Friday, April 19, 2024

Criterion Coronavirus Cruising: The Dog Days of Summer

And, we have the second wave coming. We opened up early, the number of cases went up, skeptics are learning the hard way, and I’m being forced to suffocate some more with my mask going outside. It’s the thick of summer, hot and heavy in South Florida, and I (and JD) will just stay inside to cool off and watch more streaming movies. Even if my theaters open up, I don’t know if I will go unless I’m all alone. As we wait patiently still for more COVID relief, here are some more films from the Channel that I saw.

Things To Come (1936)

H.G. Wells personally adapted his own novel in collaboration with noted producer Alexander Korda. His vision is of a dystopian world, where the world goes at war indefinitely and the pursuit of great technology fuels the conflict. From Everytown, England, a simple man named Cabal joins the Royal Air Force and becomes a lifelong pilot pushing technology to the Moon. Back on Earth, the land becomes a wasteland where a warlord simply called The Boss has total control over the whole area that Cabal has to come down to save. Set from 1940 to 2036, it is considered an early masterpiece of the sci-fi genre.

Rocco And His Brothers (1960)

Luchiano Visconti’s three-hour social realist trek follows a family who moves from the Italian South, poorer and rural-based, to the industrial Northern city of Milan during the Italian economic boom. The eldest son has already moved over and is married; the matriarch and her four other sons join in the trek where each brother takes a different path in their new surroundings. It is Rocco (played by Alain Delon), the middle brother, who is the central character as his innocence is challenged by his older brother and their romantic interest in the same woman. Blood is thicker than water, but it is tested all the way to its breaking point in a family’s struggle to adapt to Northern ways of life.

Meantime (1983)

Mike Leigh, a director I profiled on this site before, has his brilliant drama about a working-class family living off the dole in Thatcher’s England on the channel along with other wonderful films of his including Life Is Sweet, Naked, Secrets & Lies, Vera Drake, and Another Year. His early film produced for TV follows the Pollocks, living in London’s East End in an apartment struggling for work. It contrasts with another family member’s marriage to a man with plenty of money, but it is an unhappy one. The main action follows the two adult sons played by Tim Roth and Eric Daniels plus the film debut of Gary Oldman who plays a skinhead friendly to one of the sons. It’s a slice-of-life of struggle in the family with commonplace events that fall in between.

Mysterious Skin (2005)

Director Gregg Araki, a figure associated in the New Queer Cinema movement from the 1990s, has a trio of films out. There’s the “gay Thelma and Louise” called The Living End, Totally Fucked Up, and this 2005 dark drama starring Joseph Gordon-Levitt. It’s certainly not one to just drop in watching, showing the lives of two friends who go on split paths after a horrific event marks them for life.
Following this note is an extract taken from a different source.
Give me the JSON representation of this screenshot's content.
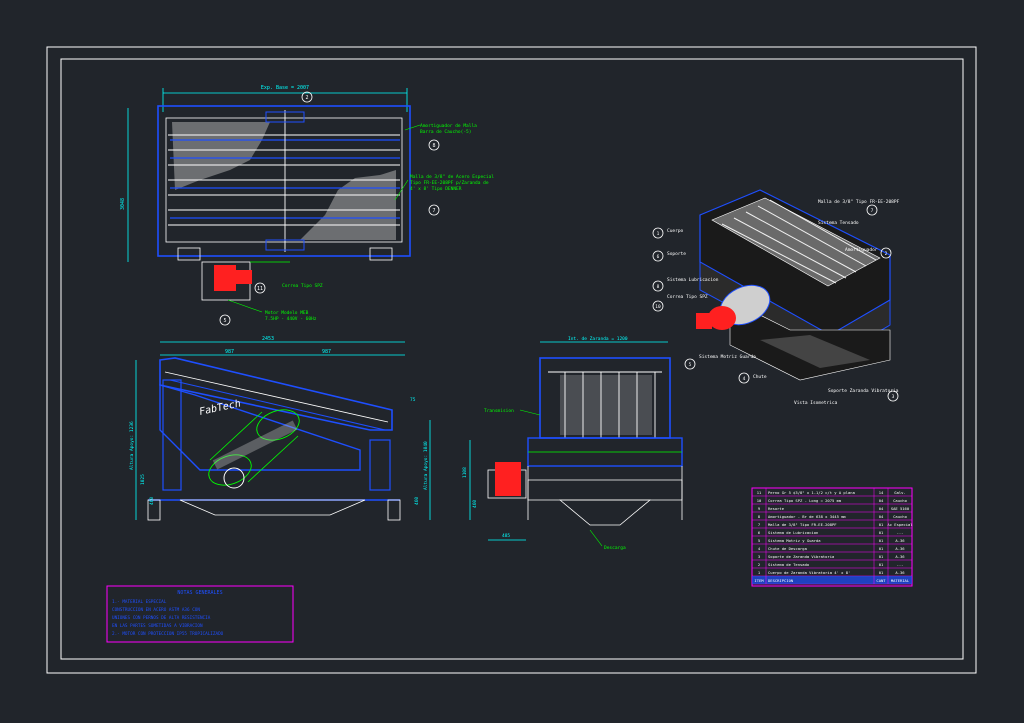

The genre falls under coming-of-age as both characters enter their late teens, but its subject matter is handled delicately within the realm of coming to terms with the tragedy that connects them.

Pioneers Of African-American Cinema

Black cinema has been around since the 1920s, forced to work independently and thrive within their own communities, as well as the outreach to white audiences who cared for and supported their industry. Two decades worth of films, both silent and sound, available with an incredible eye into a world no one can understand as it was back then in the era of Jim Crow and the lack of stories told from the Black perspective. Two films, in particular, stood out for me: Body And Soul from the “Czar of Black Hollywood,” Oscar Micheaux, and The Blood of Jesus from Spencer Williams, who would gain more notoriety for TVs Amos n’ Andy in the 50s.

Body And Soul was the film debut of Paul Robeson, who plays an escaped prisoner that parades himself as a preacher planning to steal money from a congregation, only to be confronted with his past by one of the parishioners. One of only three silent films to survive of Micheaux’s, it is presented with a lively jazz score from the Lincoln Center Jazz Orchestra. The Blood of Jesus is a fable about a dying woman who is at the crossroads between heaven and hell and is caught between temptation run by Satan and unification with Jesus Himself. It was shot in Texas for $5000 and used non-professionals except for Williams himself. Both movies represent the Afro-American life of the past, telling the stories Christian faith the community lives with to this day.